Real scenes carrying several appearance transitions each, mined from the ADE20K validation split.

One of the four evaluation routes in the ICLR 2027 submission on sub-semantic image segmentation: partitioning an image into regions that are coherent in appearance and describable in language, but that need not correspond to any object, part or material class.

Layout

ADE20k_Detecture/
├── images/            RGB images
├── textures_mask/     per-texture binary masks, <id>_mask_<k>.png
├── metadata.json      image paths, mask paths, descriptions
└── summary.json       dataset statistics

The three real-world routes also carry masks/ and overlays/; overlays are visualisations, not ground truth.

The directory inside this repo is named ADE20k_Detecture rather than TextureADE, because that is the name the evaluation configs resolve (fairness_baseline_suite/src/paths.py). Paths inside metadata.json are relative to the repository root, so the folder can be placed anywhere.

Use

bash
cd ~/datasets
git lfs install
git clone https://huggingface.co/datasets/aviadcohz/TextureADE
mv TextureADE/ADE20k_Detecture . && rm -rf TextureADE

Then, from the benchmark repo:

bash
cd Qwen2SAM_Detecture_Benchmark/fairness_baseline_suite
PYTHONPATH=src python src/run_fairness.py --model detecture --dataset TextureADE

Evaluation protocol

Every number reported on this route comes from one protocol applied identically to every method: no ground-truth region count in the prompt, no inverse-mask completion, no truncation of proposals to a known count, and no dropping of images where a method returns nothing. The region count is inferred, never supplied.

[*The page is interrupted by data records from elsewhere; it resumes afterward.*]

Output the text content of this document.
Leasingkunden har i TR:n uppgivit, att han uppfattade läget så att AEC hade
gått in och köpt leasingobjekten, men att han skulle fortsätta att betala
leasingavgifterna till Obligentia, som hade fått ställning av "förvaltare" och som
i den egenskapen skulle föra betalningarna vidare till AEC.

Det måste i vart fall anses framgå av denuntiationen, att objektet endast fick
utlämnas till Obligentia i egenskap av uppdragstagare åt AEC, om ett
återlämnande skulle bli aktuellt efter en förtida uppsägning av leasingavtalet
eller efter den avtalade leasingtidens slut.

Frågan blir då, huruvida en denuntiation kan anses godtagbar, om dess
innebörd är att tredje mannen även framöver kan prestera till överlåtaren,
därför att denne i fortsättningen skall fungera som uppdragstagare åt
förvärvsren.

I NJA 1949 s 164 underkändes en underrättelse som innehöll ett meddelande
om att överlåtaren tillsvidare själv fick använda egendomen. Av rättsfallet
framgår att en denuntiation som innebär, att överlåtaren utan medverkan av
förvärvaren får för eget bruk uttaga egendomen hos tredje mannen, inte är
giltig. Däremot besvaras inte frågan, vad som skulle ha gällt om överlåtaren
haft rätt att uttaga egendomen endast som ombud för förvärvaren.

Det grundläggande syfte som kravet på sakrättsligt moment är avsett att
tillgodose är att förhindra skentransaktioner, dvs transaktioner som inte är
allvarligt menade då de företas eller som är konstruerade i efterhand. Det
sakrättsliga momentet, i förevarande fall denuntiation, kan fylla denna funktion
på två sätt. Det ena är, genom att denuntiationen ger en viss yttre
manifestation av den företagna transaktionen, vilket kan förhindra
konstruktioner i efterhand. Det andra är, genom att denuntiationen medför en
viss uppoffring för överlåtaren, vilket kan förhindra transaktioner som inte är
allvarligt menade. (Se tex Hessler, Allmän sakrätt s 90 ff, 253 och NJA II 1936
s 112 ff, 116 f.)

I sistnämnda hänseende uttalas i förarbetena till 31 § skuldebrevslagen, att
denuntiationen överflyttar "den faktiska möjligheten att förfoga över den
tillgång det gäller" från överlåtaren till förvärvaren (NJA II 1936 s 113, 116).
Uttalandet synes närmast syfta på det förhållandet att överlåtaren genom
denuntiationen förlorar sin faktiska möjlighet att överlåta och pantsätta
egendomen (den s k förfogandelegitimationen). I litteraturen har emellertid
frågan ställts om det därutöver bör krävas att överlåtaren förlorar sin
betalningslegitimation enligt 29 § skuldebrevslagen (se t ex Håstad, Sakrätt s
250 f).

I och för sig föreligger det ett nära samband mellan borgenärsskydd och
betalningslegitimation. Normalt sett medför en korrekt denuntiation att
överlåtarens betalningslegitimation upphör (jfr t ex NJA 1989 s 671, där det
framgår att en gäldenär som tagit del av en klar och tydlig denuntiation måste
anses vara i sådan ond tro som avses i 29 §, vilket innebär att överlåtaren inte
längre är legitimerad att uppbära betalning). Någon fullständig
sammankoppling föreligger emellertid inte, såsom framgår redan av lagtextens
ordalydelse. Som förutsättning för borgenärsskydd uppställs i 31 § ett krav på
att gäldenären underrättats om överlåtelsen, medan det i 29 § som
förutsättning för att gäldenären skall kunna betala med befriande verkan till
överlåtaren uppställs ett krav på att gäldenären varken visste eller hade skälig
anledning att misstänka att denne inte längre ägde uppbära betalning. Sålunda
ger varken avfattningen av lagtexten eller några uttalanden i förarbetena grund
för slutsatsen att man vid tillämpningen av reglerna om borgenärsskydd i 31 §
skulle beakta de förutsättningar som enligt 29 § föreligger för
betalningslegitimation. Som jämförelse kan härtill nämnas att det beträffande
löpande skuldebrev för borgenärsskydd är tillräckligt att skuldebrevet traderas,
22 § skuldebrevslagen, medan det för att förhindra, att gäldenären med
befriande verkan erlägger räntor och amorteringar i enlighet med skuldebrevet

Results obtained this way are not comparable to evaluations that supply it.

Provenance

Mined from the natural ADE20K validation split by a geometry-first procedure: connected components are merged into at most five candidate regions each covering at least 1% of image area, scored on mask structure and boundary geometry, and admitted only above a fixed threshold. A frozen vision-language annotator is queried afterwards, against a region that has already been accepted, so language never proposes regions.

Licence

CC-BY-4.0 for this packaging. Upstream corpora keep their own terms: ADE20K.